還別說,這個相府三小姐,細細打扮起來,還真是個美人。雖不及她那位大姐國色天香,卻也自有一番小家碧玉的靈動。
不僅是常有喜自己,就連殿中的幾個丫頭也愣愣的看傻了眼。
誰能想到,這一副瘋傻的軀殼裡,卻藏著這樣玲瓏的天地。
沐恩堂外,大雪漸停。
來往的賓客難得看一場丞相府裡的好戲,自然不捨得速速離去,男男女女迎著凜冽的寒氣,依舊站的熱火朝天。
黃媽媽哪見過這樣的陣仗,如老鼠一般跪在雪窩裡,雙肩瑟瑟。
“大膽刁奴,你可知罪。”常遠道怒斥道。
黃媽媽偷偷覷了一眼二夫人,磕了幾個響頭,連連哭嚷道:“老奴一向忠心,不知犯了什麼罪。”
“我三妹手上那一道道的血跡,難得不是你下的狠手。一個奴才欺負主子,你該當何罪。”常沁眸風掃過二夫人,冷聲道。
二夫人站在一旁不做聲,面上有些白。
黃媽媽老淚縱橫的磕著頭,連連喊著冤枉明察。她一向膽小怕事,確實打了常有喜兩巴掌,卻也不會大膽到做些見血的勾當。
常遠道順著坡下,當下也管不了此事是否另有隱情,只想著草草了結,省得越鬧越大,傳得滿城風雨。
“來人,這賤奴苛待主子,拉下去打四十板子!”常遠道絲毫不留情面。
四十板子,豈不是要了她的老命!黃媽媽被家丁們七手八腳的架著,兩眼一番,險些暈了過去。

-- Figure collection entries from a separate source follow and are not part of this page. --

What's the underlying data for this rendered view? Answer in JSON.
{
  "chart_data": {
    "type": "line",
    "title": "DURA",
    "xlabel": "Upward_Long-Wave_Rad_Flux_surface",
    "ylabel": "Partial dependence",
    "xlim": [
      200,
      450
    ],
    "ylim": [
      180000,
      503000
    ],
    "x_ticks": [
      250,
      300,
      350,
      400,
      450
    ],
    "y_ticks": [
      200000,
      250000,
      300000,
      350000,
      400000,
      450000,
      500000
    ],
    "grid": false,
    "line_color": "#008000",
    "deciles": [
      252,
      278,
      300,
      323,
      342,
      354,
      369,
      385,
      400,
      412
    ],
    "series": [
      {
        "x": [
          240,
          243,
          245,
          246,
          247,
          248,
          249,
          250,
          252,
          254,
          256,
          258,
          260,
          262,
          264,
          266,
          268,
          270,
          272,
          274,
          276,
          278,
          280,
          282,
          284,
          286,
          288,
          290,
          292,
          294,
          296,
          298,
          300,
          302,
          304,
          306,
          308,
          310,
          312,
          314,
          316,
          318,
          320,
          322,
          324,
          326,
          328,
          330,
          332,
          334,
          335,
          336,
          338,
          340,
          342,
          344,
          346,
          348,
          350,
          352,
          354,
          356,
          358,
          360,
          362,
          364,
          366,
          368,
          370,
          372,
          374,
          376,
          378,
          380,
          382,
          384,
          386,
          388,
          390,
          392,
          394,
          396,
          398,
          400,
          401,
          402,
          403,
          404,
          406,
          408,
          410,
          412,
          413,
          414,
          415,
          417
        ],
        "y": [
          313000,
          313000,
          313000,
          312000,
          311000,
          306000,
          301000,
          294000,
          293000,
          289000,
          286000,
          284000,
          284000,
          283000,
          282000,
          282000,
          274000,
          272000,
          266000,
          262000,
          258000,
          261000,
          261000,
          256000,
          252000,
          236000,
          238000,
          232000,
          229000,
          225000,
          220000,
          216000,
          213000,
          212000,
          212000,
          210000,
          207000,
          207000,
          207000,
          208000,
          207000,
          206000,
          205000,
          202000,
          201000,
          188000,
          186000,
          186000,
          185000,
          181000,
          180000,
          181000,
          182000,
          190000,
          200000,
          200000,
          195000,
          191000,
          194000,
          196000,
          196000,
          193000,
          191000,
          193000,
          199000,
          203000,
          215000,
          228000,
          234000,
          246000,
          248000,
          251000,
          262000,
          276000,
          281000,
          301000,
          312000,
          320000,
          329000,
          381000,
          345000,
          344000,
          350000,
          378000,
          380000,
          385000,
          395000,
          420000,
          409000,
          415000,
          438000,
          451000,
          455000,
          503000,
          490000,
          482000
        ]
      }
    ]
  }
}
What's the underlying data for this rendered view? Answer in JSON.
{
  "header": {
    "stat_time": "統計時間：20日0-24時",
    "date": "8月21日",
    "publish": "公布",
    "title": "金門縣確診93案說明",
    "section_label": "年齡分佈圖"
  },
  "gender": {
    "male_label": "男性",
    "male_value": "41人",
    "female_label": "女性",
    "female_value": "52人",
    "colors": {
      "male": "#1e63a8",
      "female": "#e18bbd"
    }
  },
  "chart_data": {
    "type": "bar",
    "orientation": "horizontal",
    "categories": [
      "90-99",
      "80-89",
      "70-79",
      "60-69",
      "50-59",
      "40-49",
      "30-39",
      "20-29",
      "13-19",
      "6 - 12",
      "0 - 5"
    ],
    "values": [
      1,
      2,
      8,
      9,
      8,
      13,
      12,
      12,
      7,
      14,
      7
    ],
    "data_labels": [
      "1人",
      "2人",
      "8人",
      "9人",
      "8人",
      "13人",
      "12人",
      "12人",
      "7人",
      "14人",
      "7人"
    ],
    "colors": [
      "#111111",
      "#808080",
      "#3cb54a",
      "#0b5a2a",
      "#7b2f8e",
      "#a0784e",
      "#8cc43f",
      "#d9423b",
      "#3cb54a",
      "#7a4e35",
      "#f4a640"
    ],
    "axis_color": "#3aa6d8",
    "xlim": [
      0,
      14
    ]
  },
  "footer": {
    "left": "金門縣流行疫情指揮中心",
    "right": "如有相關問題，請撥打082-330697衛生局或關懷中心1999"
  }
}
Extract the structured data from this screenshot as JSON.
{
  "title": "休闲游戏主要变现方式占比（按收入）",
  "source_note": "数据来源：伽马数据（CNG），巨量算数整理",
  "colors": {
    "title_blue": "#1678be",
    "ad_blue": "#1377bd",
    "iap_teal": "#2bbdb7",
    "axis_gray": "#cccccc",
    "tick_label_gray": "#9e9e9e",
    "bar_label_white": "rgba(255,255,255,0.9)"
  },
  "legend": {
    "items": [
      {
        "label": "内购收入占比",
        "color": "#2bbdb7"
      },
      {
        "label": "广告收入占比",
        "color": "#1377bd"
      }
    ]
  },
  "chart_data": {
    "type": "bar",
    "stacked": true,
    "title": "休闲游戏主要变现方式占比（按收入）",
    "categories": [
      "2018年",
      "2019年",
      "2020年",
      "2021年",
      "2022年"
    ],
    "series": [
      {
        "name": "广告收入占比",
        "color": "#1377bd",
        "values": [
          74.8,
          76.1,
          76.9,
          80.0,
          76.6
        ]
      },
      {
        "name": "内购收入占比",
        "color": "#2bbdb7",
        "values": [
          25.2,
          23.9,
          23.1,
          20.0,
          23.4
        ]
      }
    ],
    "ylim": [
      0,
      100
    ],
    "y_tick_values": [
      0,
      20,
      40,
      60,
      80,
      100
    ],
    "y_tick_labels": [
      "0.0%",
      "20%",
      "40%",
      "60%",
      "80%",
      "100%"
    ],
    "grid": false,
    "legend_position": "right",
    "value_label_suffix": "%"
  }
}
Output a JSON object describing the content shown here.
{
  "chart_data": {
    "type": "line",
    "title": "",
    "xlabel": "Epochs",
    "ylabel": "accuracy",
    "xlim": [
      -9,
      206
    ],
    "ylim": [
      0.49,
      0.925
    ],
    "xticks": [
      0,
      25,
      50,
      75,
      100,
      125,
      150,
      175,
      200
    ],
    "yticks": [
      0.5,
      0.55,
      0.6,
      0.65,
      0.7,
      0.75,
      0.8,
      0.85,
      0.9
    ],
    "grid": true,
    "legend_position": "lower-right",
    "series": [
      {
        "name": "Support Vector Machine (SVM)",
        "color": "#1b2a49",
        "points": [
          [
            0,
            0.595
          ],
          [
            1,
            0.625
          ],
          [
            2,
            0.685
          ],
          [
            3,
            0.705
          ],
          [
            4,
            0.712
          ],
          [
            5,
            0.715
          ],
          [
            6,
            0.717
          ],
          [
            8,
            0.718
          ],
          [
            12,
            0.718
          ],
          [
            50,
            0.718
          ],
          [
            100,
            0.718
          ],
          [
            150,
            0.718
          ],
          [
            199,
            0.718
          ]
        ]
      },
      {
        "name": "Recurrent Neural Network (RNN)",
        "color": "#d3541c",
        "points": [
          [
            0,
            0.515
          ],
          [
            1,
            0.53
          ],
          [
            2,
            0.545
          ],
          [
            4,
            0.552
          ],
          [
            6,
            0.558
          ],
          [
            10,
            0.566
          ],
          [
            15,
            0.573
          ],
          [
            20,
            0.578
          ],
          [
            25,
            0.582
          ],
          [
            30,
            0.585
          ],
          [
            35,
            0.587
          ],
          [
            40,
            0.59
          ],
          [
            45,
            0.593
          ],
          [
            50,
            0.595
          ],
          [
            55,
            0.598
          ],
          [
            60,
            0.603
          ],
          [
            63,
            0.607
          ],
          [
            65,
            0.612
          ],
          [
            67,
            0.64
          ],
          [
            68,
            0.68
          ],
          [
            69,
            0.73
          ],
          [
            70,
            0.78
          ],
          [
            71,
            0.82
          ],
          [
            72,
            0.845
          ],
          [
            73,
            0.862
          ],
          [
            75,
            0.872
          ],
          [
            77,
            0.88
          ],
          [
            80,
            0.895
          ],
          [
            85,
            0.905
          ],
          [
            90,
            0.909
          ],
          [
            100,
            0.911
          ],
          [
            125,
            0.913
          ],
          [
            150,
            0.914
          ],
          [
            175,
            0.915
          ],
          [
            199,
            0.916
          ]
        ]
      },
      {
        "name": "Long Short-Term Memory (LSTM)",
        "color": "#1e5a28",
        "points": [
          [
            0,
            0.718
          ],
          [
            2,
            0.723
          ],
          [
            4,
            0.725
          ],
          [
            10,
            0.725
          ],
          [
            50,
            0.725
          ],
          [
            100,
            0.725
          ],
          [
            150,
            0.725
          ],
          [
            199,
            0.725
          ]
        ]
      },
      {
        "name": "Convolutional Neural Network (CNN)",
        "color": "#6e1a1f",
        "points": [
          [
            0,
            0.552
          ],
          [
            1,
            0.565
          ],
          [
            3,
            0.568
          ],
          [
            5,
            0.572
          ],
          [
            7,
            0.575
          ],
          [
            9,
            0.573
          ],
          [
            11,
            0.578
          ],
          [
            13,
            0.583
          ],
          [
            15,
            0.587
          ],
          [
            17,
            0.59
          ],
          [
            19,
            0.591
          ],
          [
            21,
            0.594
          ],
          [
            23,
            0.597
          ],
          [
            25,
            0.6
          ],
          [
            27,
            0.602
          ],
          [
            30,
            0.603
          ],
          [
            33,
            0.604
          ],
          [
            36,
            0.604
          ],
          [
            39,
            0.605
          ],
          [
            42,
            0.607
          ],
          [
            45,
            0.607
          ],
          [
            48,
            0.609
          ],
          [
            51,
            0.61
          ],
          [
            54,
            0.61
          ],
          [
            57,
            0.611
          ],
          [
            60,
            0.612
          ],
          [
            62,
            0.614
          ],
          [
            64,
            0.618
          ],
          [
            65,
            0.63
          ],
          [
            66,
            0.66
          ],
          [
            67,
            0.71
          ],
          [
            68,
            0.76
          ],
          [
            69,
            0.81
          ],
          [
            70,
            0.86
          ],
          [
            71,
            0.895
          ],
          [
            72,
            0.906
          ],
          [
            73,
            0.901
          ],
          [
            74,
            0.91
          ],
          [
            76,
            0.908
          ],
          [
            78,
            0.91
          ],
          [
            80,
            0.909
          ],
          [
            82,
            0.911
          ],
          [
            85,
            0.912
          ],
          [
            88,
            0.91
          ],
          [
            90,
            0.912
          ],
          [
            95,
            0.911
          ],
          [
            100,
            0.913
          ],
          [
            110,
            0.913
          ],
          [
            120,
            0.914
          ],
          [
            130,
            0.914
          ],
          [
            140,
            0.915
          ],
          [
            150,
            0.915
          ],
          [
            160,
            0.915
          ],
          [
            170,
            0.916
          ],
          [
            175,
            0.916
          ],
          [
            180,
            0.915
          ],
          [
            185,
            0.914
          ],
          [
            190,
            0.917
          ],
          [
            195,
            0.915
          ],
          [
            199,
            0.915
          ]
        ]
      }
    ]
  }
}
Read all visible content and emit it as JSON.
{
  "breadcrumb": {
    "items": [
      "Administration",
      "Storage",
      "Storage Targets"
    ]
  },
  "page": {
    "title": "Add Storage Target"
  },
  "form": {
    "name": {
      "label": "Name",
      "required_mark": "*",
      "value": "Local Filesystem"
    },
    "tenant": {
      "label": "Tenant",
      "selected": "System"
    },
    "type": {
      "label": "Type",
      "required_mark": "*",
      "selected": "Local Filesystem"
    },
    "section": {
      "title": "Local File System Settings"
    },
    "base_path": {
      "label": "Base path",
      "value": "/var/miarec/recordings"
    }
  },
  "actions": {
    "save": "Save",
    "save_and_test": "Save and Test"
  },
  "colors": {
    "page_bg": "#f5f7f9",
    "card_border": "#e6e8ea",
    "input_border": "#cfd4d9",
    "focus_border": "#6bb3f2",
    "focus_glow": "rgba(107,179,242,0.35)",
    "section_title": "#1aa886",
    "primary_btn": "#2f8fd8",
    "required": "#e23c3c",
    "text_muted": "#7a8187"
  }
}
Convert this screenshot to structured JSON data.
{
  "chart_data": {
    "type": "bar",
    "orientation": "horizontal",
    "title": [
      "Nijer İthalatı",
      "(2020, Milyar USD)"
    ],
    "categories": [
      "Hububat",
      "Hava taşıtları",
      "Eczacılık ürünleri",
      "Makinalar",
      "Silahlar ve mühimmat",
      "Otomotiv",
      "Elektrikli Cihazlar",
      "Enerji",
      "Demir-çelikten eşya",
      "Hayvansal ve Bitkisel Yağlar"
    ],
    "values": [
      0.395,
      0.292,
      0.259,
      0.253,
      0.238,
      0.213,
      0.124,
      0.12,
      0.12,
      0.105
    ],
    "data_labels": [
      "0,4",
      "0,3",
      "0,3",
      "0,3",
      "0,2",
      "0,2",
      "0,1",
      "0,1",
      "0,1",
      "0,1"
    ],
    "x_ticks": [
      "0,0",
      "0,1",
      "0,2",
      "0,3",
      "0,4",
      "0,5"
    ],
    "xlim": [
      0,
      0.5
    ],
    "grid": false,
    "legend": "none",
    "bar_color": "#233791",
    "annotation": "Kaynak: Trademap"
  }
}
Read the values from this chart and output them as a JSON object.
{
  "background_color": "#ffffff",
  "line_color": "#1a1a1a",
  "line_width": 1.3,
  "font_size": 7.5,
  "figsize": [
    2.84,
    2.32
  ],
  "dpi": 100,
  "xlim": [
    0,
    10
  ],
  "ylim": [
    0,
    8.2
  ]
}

“二夫人,您救救老奴,救救老奴,老奴跟了你這麼多年,沒有功勞也有苦勞,老奴是冤枉的......”黃媽媽還再做著垂死掙紮。
二夫人縱是一顆石心,眼見著自己從孃家帶來的人聲淚俱下的求助,也不免動容,十指不安的絞著錦帕,猶豫再三,正要開口,卻被一道泠然的聲音阻了回來。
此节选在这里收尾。